In rete gira una foto di Vladimir Putin. La didascalia, con palese ammirazione, spiega che la sua conferenza stampa è durata appena 20 secondi: “I cittadini russi hanno due opzioni. Rimanere a casa per 15 giorni o in prigione per 5 anni. Il discorso è chiuso”. Sempre sui social, il “comandante Alfa”, il fondatore, ora in pensione, delle teste di cuoio dei carabinieri, ha lanciato un “grido di dolore”, sostenendo che siamo in guerra e i decreti fanno solo confusione e ci indeboliscono, “sono pallottole al sale quando metaforicamente servirebbero quelle vere”: “Schierate l’esercito, istituite il coprifuoco, chiudete i confini, i porti, sigillate il nostro paese all’Europa che ci ha lasciati soli e che ci ha presi in giro senza che nessuno dei nostri governanti ci abbia difeso”.
Un medico ha registrato e diffuso un video nel quale, citando il decreto del 31 gennaio che già allora stabiliva lo stato di emergenza, accusa esplicitamente il governo di essere “in gran parte responsabile di questi morti” e proclama che, passata la buriana e salvate più vite possibili, abbiamo il dovere di andare a Roma “a cercare il signor Conte”. Nei messaggi che rimbalzano da un telefonino all’altro, si mischiano disprezzo e rabbia per “le anime belle della demagogica pseudo-solidarietà”. Ecco un esempio, postato da un dottore di Torino, che nella volgare enfasi priapica si commenta da solo: “Dove cazzo stanno i medici senza frontiere che fino a un mese fa si imbarcavano sulle navi Ong per 10.000 euro al mese? Dove cazzo stanno i medici di Emergency? Dove cazzo sta il grande Gino Strada? Perché tutta ‘sta gente a Bergamo non l’hanno vista mentre i veri medici professionisti delle nostre forze armate non sono bastati e ci sono voluti altri 300 medici (volontari) spesso richiamati dalla pensione? Queste Ong da vent’anni ci chiedono soldi vantandosi di salvar vite in zone di guerra. Dove cazzo stanno adesso questi sedicenti eroi della medicina degli ospedali da campo nel terzo mondo? Risalite a bordo, cazzo!!!!!”.

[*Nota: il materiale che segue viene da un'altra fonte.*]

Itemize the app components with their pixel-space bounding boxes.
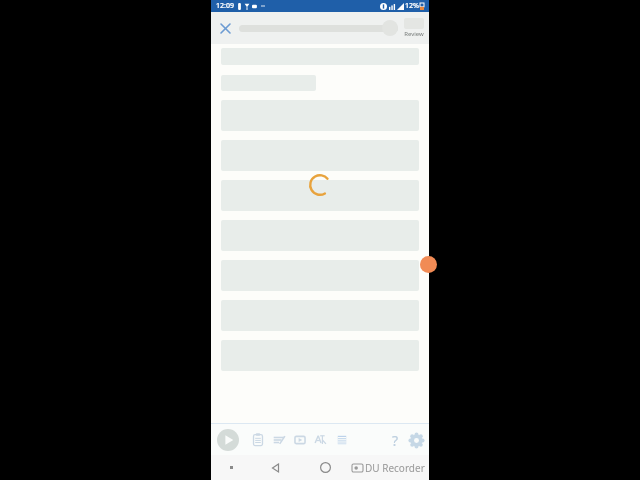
button[interactable]: Quick action [420,256,437,273]
staticText: 12% [405,1,419,11]
button[interactable]: Transcript [333,431,351,449]
button[interactable]: Notes [249,431,267,449]
staticText: ? [392,431,399,449]
button[interactable]: Translate [312,431,330,449]
button[interactable]: Settings [406,430,426,450]
button[interactable]: Play [215,427,241,453]
button[interactable]: Recents [211,455,251,480]
button[interactable]: Home [301,455,349,480]
button[interactable]: Help [386,431,404,449]
staticText: 12:09 [216,1,234,11]
button[interactable]: Close [211,12,239,44]
button[interactable]: Review [401,12,427,44]
staticText: Review [404,30,424,38]
staticText: DU Recorder [365,461,425,475]
button[interactable] [239,12,398,44]
button[interactable]: Video [291,431,309,449]
button[interactable]: Edit list [270,431,288,449]
button[interactable]: Back [251,455,301,480]
button[interactable] [221,180,419,211]
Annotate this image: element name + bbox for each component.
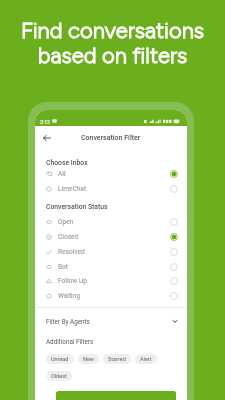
button[interactable] (56, 391, 176, 400)
staticText: Follow Up (58, 277, 87, 285)
staticText: Oldest (51, 373, 67, 379)
button[interactable]: Back (39, 126, 55, 149)
staticText: Choose Inbox (46, 159, 88, 167)
button[interactable]: Oldest (46, 371, 72, 381)
staticText: Open (58, 218, 74, 226)
button[interactable]: Starred (103, 354, 131, 364)
button[interactable]: Waiting (35, 288, 187, 303)
staticText: LimeChat (58, 185, 87, 193)
staticText: Conversation Filter (81, 134, 141, 142)
button[interactable]: Conversation Filter (35, 126, 187, 149)
button[interactable]: Closed (35, 229, 187, 244)
button[interactable]: Resolved (35, 244, 187, 259)
staticText: Closed (58, 233, 79, 241)
staticText: Bot (58, 263, 69, 271)
staticText: All (58, 170, 66, 178)
staticText: Waiting (58, 292, 81, 300)
other: Expand (172, 318, 178, 324)
staticText: Additional Filters (46, 338, 94, 345)
staticText: Starred (108, 356, 126, 362)
button[interactable]: New (78, 354, 99, 364)
staticText: Conversation Status (46, 203, 108, 211)
staticText: Resolved (58, 248, 85, 256)
button[interactable]: All (35, 166, 187, 181)
staticText: 3:12 (40, 119, 51, 125)
button[interactable]: LimeChat (35, 181, 187, 196)
button[interactable]: Alert (135, 354, 157, 364)
button[interactable]: Unread (46, 354, 74, 364)
staticText: Alert (140, 356, 152, 362)
button[interactable]: Follow Up (35, 273, 187, 288)
button[interactable]: Filter By Agents (35, 312, 187, 330)
staticText: Filter By Agents (46, 318, 90, 325)
staticText: New (83, 356, 94, 362)
staticText: Find conversations based on filters (0, 17, 225, 68)
button[interactable]: Open (35, 214, 187, 229)
staticText: Unread (51, 356, 69, 362)
button[interactable]: Bot (35, 259, 187, 274)
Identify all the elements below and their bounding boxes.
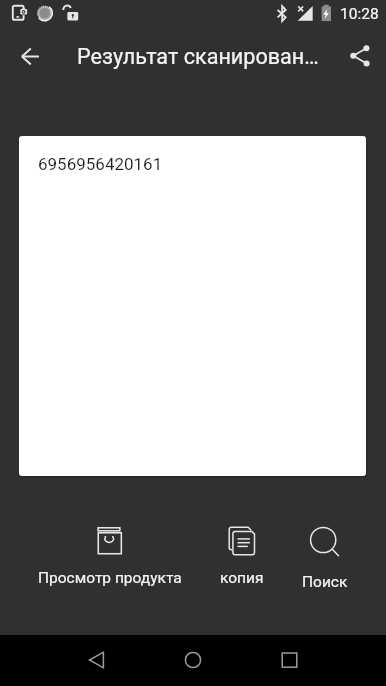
button[interactable]: Просмотр продукта [38, 527, 182, 587]
button[interactable]: Home [171, 638, 216, 683]
button[interactable]: копия [220, 527, 264, 587]
button[interactable]: Back [74, 638, 119, 683]
staticText: копия [220, 569, 264, 587]
button[interactable]: Share [338, 36, 382, 80]
staticText: 6956956420161 [38, 154, 163, 174]
staticText: Результат сканирован… [77, 44, 319, 69]
staticText: Просмотр продукта [38, 569, 182, 587]
staticText: Поиск [302, 573, 348, 591]
button[interactable]: Поиск [302, 527, 348, 591]
staticText: 10:28 [340, 5, 379, 23]
button[interactable]: Back [8, 36, 52, 80]
button[interactable]: Recent apps [267, 638, 312, 683]
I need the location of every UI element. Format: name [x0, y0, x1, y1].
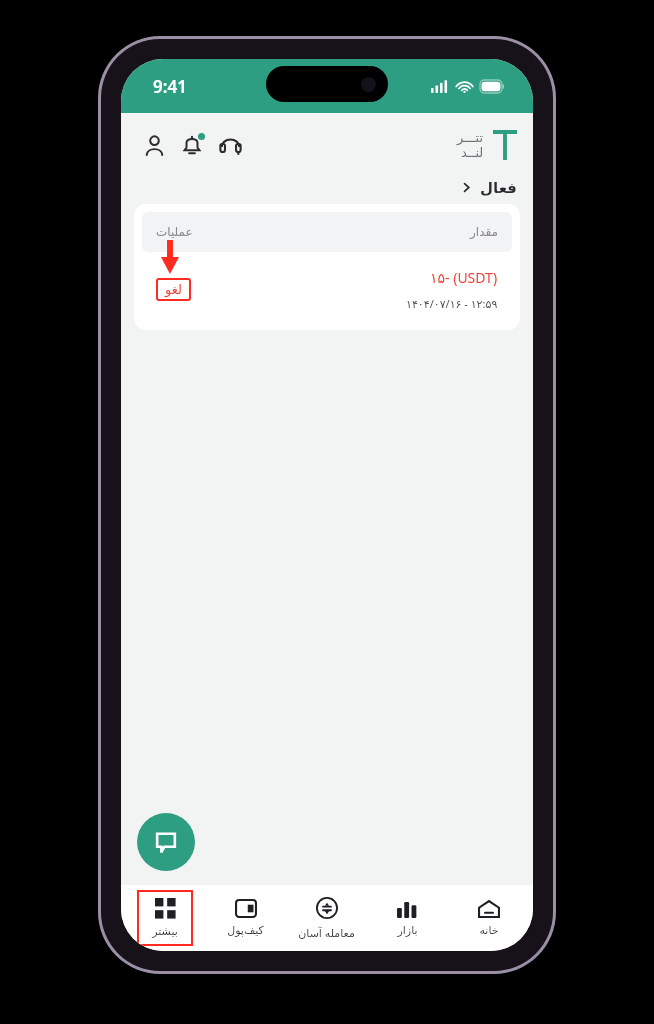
- staticText: خانه: [479, 924, 499, 937]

Una deriva reazionaria e forcaiola che fa venire i brividi. Ce n’è anche per le sardine, accusate di essere scomparse invece di rimboccarsi le maniche e aiutare la baracca. I tagli della sanità vengono tutti attribuiti alla sinistra, Zingaretti in primis, dimenticando scandali e ruberie della destra vecchia e nuova. E l’evocazione di un discutibile sciopero generale è pretesto per rimettere alla gogna i sindacati. Se si fermano gli operai, che dovrebbero fare i medici e gli infermieri in prima linea?, è la replica di chi mischia diritti e doveri in un unico retorico viluppo.
Dai balconi si canta sempre di meno e si guarda in strada con sospettosa paura. La musica scende, il livore sale. Il governo ha fatto errori di comunicazione e la chiarezza delle scelte non ha brillato. La chiusura del Parlamento nei giorni cruciali è stato un gravissimo sbaglio. L’ultimo provvedimento, quasi 300 pagine, sembra materia riservata agli azzeccagarbugli, anche se ha il merito di riunire tutti i vari decreti e di arginare il protagonismo di sindaci e governatori. Il susseguirsi dei moduli di autocertificazione crea sconcerto. Gli annunci del presidente del consiglio, in tarda serata, alimentano l’allarmismo. La battuta ricorrente è che combattiamo il coronavirus mandandolo in confusione.
Sarebbe però ingiusto e ingeneroso parlare di improvvisazione, considerato che siamo in una situazione senza precedenti. E poi gli altri leader mondiali appaiono ancora più impreparati. L’attuale esecutivo fa quel che può. Era debole prima, è aggredibile adesso. Farlo vacillare, magari solo per lucrare qualche posizione, è da irresponsabili.
Unità nazionale, gabinetto di guerra, cabina di regia. Non sappiamo se sono soluzioni valide. Per combattere rabbia, incertezza, panico e malafede servono sincerità, trasparenza, umiltà, coraggio. Non è scontato che quando torneremo a riveder le stelle, il mondo sarà migliore. Potrebbe essere peggiorato.